# Flex block restrictions?



## James Parenti (Mar 10, 2018)

Starting Friday, March 9th, I no longer see any offers, even taken offers momentarily, for Logistics (packages). I am still seeing fresh offers. I'm wondering if there is truth to the rumor I've heard about a metric that can put you on different tiers for receiving offers. For example no more package offers being received. Or is this just a coincidence due to low volume this weekend. I had an issue with a package not returned to a hub on time, but since we cannot CR ratings for a week, I have no idea if there's any truth to this matter. A dozen emails to Amazon support gets nothing but standard form answers. Has anyone experienced this or have any information as to what is going on in San Diego. Is it just me?


----------



## Bygosh (Oct 9, 2016)

I don't know if its coincidence or not but once you hit 30 hours it seems like refresh rate gets slowed down considerably.


----------



## uberstuper (Jan 2, 2016)

James Parenti said:


> Starting Friday, March 9th, I no longer see any offers, even taken offers momentarily, for Logistics (packages). I am still seeing fresh offers. I'm wondering if there is truth to the rumor I've heard about a metric that can put you on different tiers for receiving offers. For example no more package offers being received. Or is this just a coincidence due to low volume this weekend. I had an issue with a package not returned to a hub on time, but since we cannot CR ratings for a week, I have no idea if there's any truth to this matter. A dozen emails to Amazon support gets nothing but standard form answers. Has anyone experienced this or have any information as to what is going on in San Diego. Is it just me?

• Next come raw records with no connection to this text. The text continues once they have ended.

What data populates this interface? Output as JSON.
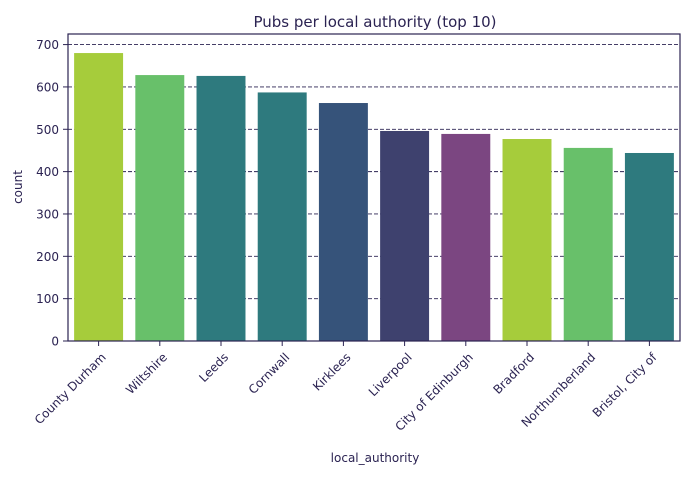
{
  "chart_data": {
    "type": "bar",
    "title": "Pubs per local authority (top 10)",
    "xlabel": "local_authority",
    "ylabel": "count",
    "categories": [
      "County Durham",
      "Wiltshire",
      "Leeds",
      "Cornwall",
      "Kirklees",
      "Liverpool",
      "City of Edinburgh",
      "Bradford",
      "Northumberland",
      "Bristol, City of"
    ],
    "values": [
      680,
      628,
      626,
      587,
      562,
      496,
      489,
      477,
      456,
      444
    ],
    "bar_colors": [
      "#a6cc3b",
      "#68c06a",
      "#2e7a7e",
      "#2e7a7e",
      "#36537a",
      "#3e416e",
      "#7b4681",
      "#a6cc3b",
      "#68c06a",
      "#2e7a7e"
    ],
    "ylim": [
      0,
      725
    ],
    "yticks": [
      0,
      100,
      200,
      300,
      400,
      500,
      600,
      700
    ],
    "grid": "horizontal dashed",
    "legend": "none"
  }
}
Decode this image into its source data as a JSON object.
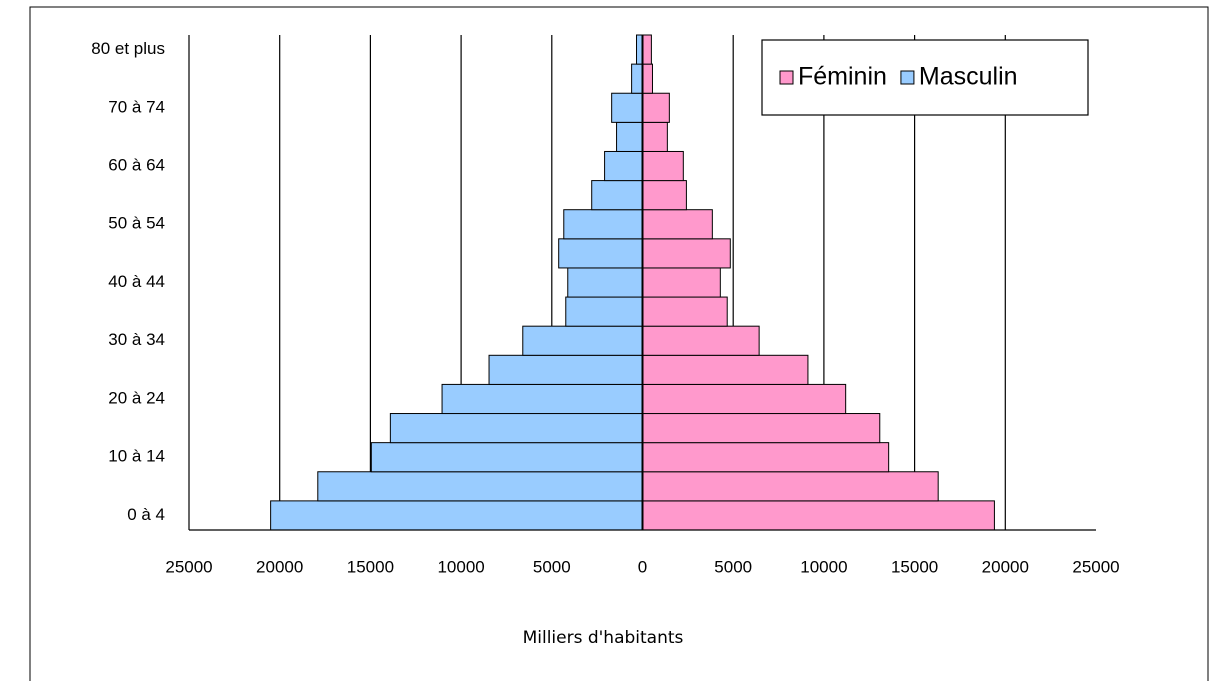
{
  "chart_data": {
    "type": "pyramid",
    "categories": [
      "0 à 4",
      null,
      "10 à 14",
      null,
      "20 à 24",
      null,
      "30 à 34",
      null,
      "40 à 44",
      null,
      "50 à 54",
      null,
      "60 à 64",
      null,
      "70 à 74",
      null,
      "80 et plus"
    ],
    "series": [
      {
        "name": "Féminin",
        "color": "#ff99cc",
        "values": [
          19400,
          16300,
          13570,
          13080,
          11200,
          9120,
          6430,
          4670,
          4290,
          4840,
          3850,
          2420,
          2250,
          1370,
          1480,
          550,
          490
        ]
      },
      {
        "name": "Masculin",
        "color": "#99ccff",
        "values": [
          -20500,
          -17900,
          -14950,
          -13900,
          -11050,
          -8460,
          -6600,
          -4230,
          -4120,
          -4620,
          -4340,
          -2800,
          -2090,
          -1430,
          -1700,
          -600,
          -330
        ]
      }
    ],
    "xlabel": "Milliers d'habitants",
    "xlim": [
      -25000,
      25000
    ],
    "xticks": [
      {
        "value": -25000,
        "label": "25000"
      },
      {
        "value": -20000,
        "label": "20000"
      },
      {
        "value": -15000,
        "label": "15000"
      },
      {
        "value": -10000,
        "label": "10000"
      },
      {
        "value": -5000,
        "label": "5000"
      },
      0,
      5000,
      10000,
      15000,
      20000,
      25000
    ],
    "grid": true,
    "legend": "upper right"
  }
}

I'm experiencing for the most part the same issue. I see fresh orders pop in and out all the time. But Logistics is another story. I've been doing Amazon for about a year now and maybe within that year I only not worked 3 or 4 days that I intended on working. But the last five days I'm seeing nothing for the most part besides fresh orders . Oh well we will have to ride the wave until it's released .


----------



## FIdel Cashflow (Feb 23, 2018)

James Parenti said:


> Starting Friday, March 9th, I no longer see any offers, even taken offers momentarily, for Logistics (packages). I am still seeing fresh offers. I'm wondering if there is truth to the rumor I've heard about a metric that can put you on different tiers for receiving offers. For example no more package offers being received. Or is this just a coincidence due to low volume this weekend. I had an issue with a package not returned to a hub on time, but since we cannot CR ratings for a week, I have no idea if there's any truth to this matter. A dozen emails to Amazon support gets nothing but standard form answers. Has anyone experienced this or have any information as to what is going on in San Diego. Is it just me?


There is definitely a Tier system. It esp comes into effect if they are slow with orders too. Try to maintain a 99%-100% weekly ranking and also finish your route as fast as you can. If you do you will be able to get 40 hrs every week easily with very little clicking and you will get those bigger tipping routes that they build because you are reliable and can handle more difficult runs.

For example, I did my 40 hr for this past week and Amazon already let me fill up 20hrs for next week. Sending me a mix of reserves and non-reserve blocks to choose from.


----------



## dkcs (Aug 27, 2014)

There is a tiered driver metrics system in place that Amazon.uk has alluded to but otherwise no formal statement has been issued about.

You will receive offers based on your "score" which takes into account many metrics besides those stated on the weekly driver summary.

Simply do the best you can as there isn't anything you can do to improve your score as far as gaming the system other than delivering packages as fast as possible to Amazon's guidelines.


----------



## rozz (Sep 7, 2016)

I have noticed something really strange over the past few days. I (a veteran) have been getting offers more easily than the old new guys. The new new ones seem to be getting them easily too. I have people telling me they're not even seeing them but I see them on the dot as expected. I maintain a nearly spotless record so that could very well be the reason why. I was side by side with another veteran who doesn't have quite the spotless record I do and he did not even see the offer come out while I accepted it without a hitch.


----------



## Amsoil Uber Connect (Jan 14, 2015)

At the rate they have been deactivating people it ought to be easier to get blocks.


----------



## uberstuper (Jan 2, 2016)

Amsoil Uber Connect said:


> At the rate they have been deactivating people it ought to be easier to get blocks.


Until You get deactivate!


----------



## Buttermilk7458 (Mar 31, 2017)

how were you able to find out they’ve been deactivating people?


----------



## Flex89 (Jun 12, 2016)

I haven't heard of mass deactivations happening


----------



## uberstuper (Jan 2, 2016)

There are no mass deactivations. You might be able to use the word mass as far as softblock restrictions but not for deactivations.


----------